The tech industry has largely catered to a one-size-fits-all approach for years, one that often overlooked the unique health needs of women. Now, a wave of female innovators is flipping the script, creating technology that not only prioritizes women’s health but challenges the industry to think differently.
From smart wearables tracking hormonal cycles to apps revolutionizing menstrual health and fertility care, women-led startups are turning personal experiences into products and forcing the tech world to finally pay attention.
Tech that understands women’s bodies
Mainstream wearables like Fitbit and Apple Watch measured steps and sleep but ignored how women’s bodies operate on a 28-day cycle, not a 24-hour one.
That’s starting to change.
The Ava Bracelet, co-founded by Lea von Bidder, uses skin temperature, heart rate variability, and breathing rate to predict fertility windows, offering a more nuanced approach to cycle tracking.
Now, Oura Ring has joined the movement. Its Cycle Insights feature, launched in 2023, tracks nightly body temperature to predict periods and offer insights on fertility without users needing to log a single symptom.
Women’s bodies aren’t just smaller versions of men’s, and women deserve technology that’s designed with their biology in mind.
Breaking the menstrual health taboo
Early menstrual tracking apps often reduced periods to pink-themed calendars but a new generation of apps is reframing periods as a vital health metric.
Clue, founded by Ida Tin, paved the way by treating menstrual cycles as a whole-body health indicator, not just a fertility tool. Today, Clue serves over 13 million users globally and integrates mood tracking, pain logging, and contraceptive reminders.
A rising star in 2024 is Hormona, a London-based app founded by Jasmine Tagesson. Hormona combines period tracking with at-home hormone testing kits, giving women unprecedented insights into their hormonal health without needing a doctor’s appointment.
Hormones impact everything from mental health to energy levels. Yet most women only get information about them when they’re trying to conceive, and they’re changing that.
Fertility beyond pregnancy
Fertility tech has long been framed around pregnancy but a new wave of startups is addressing fertility as part of lifelong health, not just family planning.
Elanza Wellness, co-founded by Brittany Hawkins and Catherine Hendy, helps women navigate egg freezing, hormone health, and fertility preservation with personalized coaching.
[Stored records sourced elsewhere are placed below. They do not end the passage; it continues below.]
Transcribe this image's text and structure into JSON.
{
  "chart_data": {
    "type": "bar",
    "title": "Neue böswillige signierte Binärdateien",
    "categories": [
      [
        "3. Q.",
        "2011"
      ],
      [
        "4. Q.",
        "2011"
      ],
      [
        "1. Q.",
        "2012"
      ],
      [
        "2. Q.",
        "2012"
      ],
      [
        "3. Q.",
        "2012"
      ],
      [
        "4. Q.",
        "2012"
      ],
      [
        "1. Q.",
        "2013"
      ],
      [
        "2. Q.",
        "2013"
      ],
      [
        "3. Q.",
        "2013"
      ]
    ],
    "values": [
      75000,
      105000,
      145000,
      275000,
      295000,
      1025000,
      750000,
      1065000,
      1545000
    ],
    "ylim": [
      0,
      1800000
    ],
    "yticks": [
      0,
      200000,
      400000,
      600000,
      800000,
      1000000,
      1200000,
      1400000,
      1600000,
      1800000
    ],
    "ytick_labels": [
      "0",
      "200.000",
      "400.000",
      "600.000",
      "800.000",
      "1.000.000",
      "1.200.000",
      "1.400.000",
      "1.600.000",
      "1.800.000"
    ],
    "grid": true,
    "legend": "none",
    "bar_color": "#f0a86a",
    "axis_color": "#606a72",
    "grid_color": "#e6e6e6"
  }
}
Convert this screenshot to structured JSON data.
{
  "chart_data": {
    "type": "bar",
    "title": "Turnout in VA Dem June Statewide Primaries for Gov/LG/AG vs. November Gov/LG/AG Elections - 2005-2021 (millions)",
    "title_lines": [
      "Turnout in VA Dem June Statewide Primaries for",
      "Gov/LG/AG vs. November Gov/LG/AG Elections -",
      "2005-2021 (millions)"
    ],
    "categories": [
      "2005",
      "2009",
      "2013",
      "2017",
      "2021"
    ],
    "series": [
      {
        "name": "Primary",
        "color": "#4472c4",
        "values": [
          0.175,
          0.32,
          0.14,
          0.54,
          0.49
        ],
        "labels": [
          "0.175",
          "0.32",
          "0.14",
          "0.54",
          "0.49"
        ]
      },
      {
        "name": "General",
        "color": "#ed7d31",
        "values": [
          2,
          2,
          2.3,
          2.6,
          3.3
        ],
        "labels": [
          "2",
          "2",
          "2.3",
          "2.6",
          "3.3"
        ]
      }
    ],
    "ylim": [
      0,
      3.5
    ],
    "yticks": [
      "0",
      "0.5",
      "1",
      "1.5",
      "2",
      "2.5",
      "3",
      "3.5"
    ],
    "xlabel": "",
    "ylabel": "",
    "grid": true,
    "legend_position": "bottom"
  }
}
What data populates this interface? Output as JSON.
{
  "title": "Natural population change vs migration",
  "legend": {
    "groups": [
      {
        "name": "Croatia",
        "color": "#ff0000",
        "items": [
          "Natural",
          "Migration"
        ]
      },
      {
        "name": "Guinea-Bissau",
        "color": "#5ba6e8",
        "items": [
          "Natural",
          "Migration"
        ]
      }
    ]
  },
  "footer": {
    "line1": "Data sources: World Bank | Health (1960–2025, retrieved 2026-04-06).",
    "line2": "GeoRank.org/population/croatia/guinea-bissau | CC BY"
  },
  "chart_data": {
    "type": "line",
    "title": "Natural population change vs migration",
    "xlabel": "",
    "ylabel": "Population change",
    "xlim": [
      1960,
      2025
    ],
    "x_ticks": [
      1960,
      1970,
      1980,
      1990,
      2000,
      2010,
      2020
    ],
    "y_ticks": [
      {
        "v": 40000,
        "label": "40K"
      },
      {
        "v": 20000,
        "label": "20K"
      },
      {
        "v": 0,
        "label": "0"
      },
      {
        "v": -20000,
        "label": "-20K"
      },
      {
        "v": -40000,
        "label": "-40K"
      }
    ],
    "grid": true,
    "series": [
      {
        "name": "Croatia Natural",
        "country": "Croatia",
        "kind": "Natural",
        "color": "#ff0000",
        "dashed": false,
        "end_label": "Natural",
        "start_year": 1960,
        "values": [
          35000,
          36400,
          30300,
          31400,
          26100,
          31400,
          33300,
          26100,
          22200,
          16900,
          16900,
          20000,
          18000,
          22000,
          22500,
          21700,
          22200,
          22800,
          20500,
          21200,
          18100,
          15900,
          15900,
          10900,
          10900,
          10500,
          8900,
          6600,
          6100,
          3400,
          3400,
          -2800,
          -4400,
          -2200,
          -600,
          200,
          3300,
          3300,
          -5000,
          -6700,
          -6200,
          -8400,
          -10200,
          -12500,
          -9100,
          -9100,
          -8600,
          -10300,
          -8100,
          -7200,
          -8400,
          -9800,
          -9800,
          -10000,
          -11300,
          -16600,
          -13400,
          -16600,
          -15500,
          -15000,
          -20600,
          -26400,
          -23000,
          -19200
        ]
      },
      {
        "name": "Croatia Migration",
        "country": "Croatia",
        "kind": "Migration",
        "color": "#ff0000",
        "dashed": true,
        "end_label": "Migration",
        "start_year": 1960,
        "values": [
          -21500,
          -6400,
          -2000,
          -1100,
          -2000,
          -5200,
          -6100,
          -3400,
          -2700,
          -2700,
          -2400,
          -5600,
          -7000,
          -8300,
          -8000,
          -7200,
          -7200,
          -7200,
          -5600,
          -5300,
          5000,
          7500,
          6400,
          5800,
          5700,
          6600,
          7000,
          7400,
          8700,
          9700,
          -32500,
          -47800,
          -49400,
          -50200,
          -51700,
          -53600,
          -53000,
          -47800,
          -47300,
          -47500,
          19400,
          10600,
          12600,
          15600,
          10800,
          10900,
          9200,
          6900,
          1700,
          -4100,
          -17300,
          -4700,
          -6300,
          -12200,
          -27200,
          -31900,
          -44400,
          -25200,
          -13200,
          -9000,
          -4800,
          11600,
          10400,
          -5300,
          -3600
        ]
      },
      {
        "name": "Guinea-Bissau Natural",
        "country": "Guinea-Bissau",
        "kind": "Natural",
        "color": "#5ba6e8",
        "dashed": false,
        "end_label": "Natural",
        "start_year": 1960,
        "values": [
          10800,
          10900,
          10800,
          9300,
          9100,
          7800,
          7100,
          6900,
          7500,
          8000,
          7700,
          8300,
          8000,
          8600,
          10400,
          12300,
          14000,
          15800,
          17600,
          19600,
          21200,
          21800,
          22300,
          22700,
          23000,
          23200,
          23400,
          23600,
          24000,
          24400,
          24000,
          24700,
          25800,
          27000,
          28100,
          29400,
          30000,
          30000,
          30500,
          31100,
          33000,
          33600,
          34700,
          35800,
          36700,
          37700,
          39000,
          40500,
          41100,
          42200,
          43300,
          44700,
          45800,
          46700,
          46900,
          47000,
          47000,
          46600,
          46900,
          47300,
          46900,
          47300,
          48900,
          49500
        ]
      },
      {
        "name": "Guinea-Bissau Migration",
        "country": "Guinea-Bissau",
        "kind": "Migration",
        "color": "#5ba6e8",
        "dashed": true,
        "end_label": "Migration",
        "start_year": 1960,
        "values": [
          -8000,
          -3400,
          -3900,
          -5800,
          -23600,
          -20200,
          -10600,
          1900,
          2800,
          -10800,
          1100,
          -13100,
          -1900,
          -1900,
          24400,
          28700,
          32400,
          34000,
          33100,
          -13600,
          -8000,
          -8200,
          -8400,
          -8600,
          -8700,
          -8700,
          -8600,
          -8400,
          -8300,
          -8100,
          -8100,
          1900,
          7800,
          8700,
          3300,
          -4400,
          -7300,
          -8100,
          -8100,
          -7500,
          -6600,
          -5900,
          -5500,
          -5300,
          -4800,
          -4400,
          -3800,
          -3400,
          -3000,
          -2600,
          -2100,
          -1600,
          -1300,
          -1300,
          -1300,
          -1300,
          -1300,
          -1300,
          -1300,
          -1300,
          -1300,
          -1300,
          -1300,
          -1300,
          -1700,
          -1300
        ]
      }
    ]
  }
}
Meanwhile, companies like Celmatix are using genetic testing to predict reproductive health issues like PCOS and endometriosis long before women even start thinking about kids.
They want to empower women to understand their fertility in their 20s not just when they’re trying to conceive.
Smarter solutions for everyday health
Female founders are innovating products for the everyday realities of women’s lives.
The Elvie Pump, founded by Tania Boler, is the world’s first silent, wearable breast pump, giving new moms the freedom to pump on the go.
Similarly, Willow Pump offers a discreet, app-connected breast pump that tucks into a bra, no cords or bottles required. Both brands are part of the growing FemTech movement, which is projected to hit USD103 billion by 2030, according to Frost & Sullivan.
A market on the rise
Despite rising demand, women’s health tech still receives just 3 percent of total digital health funding, a stark gap considering women make up over half the population.
But that’s slowly shifting. In 2023, FemTech startups raised $1.1 billion in venture capital the highest amount ever recorded, according to FemTech Insider.
Women’s health has been systemically underfunded and underserved. The best innovations are coming from women solving problems they’ve experienced firsthand.
The next frontier in women’s health tech could be real-time hormone tracking wearables, offering a window into how menstrual cycles affect energy, mood, and performance. Startups like Hormona and Inne are already developing saliva-based hormone trackers that sync with mobile apps.
There’s a huge opportunity to build tech that helps women optimize their lives around their cycles, not fight against them.